Maka sangat mengherankan membaca artikel di koran Kompas hari Senin tanggal 6 September 2003 halaman 37 di rubrik 8@9 (anonim) berjudul Pemilu dan Teknologi. Meskipun anonim, nada artikel (atau mungkin e-mail?) menyiratkan seorang yang peduli dengan dunia TI dan politik (khususnya pemilu), atau jangan-jangan merupakan salah satu pihak yang terllibat di seputar tender penyediaan sistem informasi pemilu yang menghebohkan itu (?). Mr X (selanjutnya penulis menyebut sang anonim) terkesan membela keputusan KPU yang enyerah begitu saja kepada pilihan yang disediakan para peserta tender (untuk memperoleh keuntungan sebesar-besarnya) untuk menggunakan perangkat lunak berbasis Windows. Selanjutnya Mr X menghujat para pengkritik yang merupakan pembela Linux/Open Source dengan menyebutkan bahwa harga lisensi Windows (dan aplikasinya) lebih murah daripada Linux/Open Source, bahwa Windows lebih mudah digunakan dan diinstalasi pada 8/.000 komputer yang akan digunakan pada sistem informasi pemilu karena sudah ada dari sononya (vendor).

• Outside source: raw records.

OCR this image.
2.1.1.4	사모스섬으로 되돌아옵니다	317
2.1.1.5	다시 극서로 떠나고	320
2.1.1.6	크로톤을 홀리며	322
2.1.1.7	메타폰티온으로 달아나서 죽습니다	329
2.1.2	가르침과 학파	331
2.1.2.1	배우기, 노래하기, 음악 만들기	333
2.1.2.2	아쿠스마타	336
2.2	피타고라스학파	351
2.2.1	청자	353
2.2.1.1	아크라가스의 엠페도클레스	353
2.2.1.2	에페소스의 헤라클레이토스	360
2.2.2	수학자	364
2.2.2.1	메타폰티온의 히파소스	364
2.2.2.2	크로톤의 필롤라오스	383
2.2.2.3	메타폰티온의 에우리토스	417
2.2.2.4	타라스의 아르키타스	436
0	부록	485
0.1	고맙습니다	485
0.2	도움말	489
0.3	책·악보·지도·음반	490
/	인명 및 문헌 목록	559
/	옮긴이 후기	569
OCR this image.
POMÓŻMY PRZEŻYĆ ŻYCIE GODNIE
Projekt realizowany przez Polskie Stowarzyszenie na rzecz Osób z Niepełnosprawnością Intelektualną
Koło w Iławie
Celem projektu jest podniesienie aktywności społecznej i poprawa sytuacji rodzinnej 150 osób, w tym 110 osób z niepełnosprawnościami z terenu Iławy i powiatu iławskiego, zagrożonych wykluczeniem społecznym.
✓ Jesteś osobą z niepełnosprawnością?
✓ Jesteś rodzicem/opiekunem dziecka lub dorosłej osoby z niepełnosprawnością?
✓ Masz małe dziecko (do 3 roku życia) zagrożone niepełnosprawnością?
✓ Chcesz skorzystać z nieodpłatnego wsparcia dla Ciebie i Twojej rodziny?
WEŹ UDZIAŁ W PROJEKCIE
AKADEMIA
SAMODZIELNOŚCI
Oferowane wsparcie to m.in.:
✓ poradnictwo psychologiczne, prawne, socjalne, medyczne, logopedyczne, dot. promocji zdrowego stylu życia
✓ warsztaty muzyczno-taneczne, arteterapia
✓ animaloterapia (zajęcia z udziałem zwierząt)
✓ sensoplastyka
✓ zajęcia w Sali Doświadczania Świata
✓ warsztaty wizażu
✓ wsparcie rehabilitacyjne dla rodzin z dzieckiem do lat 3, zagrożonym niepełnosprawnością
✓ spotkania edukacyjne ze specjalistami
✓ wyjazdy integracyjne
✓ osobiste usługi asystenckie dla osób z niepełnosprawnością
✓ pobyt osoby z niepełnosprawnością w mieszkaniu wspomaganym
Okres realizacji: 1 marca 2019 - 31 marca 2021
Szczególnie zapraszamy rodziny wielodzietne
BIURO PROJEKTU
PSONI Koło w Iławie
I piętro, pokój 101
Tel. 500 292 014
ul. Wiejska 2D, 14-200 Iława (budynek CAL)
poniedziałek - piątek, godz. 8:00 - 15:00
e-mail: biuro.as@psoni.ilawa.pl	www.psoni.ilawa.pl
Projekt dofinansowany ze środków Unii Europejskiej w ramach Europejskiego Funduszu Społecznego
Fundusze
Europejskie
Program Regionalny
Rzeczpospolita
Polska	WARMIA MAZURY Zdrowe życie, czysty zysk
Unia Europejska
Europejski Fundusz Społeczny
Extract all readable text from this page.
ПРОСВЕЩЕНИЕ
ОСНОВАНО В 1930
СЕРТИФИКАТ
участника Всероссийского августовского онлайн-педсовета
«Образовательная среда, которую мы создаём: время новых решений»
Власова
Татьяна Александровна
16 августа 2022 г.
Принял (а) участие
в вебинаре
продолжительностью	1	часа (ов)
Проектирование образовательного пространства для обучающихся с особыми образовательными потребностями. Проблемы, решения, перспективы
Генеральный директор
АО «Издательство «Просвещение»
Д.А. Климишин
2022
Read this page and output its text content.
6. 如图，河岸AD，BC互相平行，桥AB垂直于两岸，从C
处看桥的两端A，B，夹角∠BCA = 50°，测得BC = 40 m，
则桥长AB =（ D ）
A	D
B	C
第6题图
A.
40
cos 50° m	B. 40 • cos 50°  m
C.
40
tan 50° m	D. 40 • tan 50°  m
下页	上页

Beberapa hal perlu digarisbawahi di sini:




...Benar bahwa perangkat lunak open source yang disediakan aplikasi Linux bisa tersedia murah, bahkan gratis, dan bisa digunakan dalam sistem teknologi informasi Pemilu 2004. Persoalannya adalah kita tidak bisa menyebutnya sebagai sebuah rekayasa karena ada "udang di balik batu" dalam penggunaannya....



Mr X mengakui bahwa perangkat lunak open source/Linux murah dan cenderung gratis, namun entah apa yang dimaksud udang di balik batu, karena perangkat lunak open source tersedia lengkap dengan source code-nya sehingga tidak ada yang disembunyikan atau tidak ada udang di balik batu. Perangkat lunak open source justru menjanjikan kebebasan dan transparansi sepenuhnya bagi penggunanya, bebas untuk menggunakan, menyebarluaskan, memperbanyak, dan mengutak-atiknya (mengembangkannya).

...Siapa yang mengerti seluk-beluk bisnis teknologi informasi secara menyeluruh? Karena, persoalan teknologi informasi juga terletak pada sisi bisnisnya, yang membedakan misalnya penggunaan lisensi OEM (Original Equipment Manufactured) pada sistem operasi Windows dan aplikasi lainnya yang bisa lebih murah dibanding open source...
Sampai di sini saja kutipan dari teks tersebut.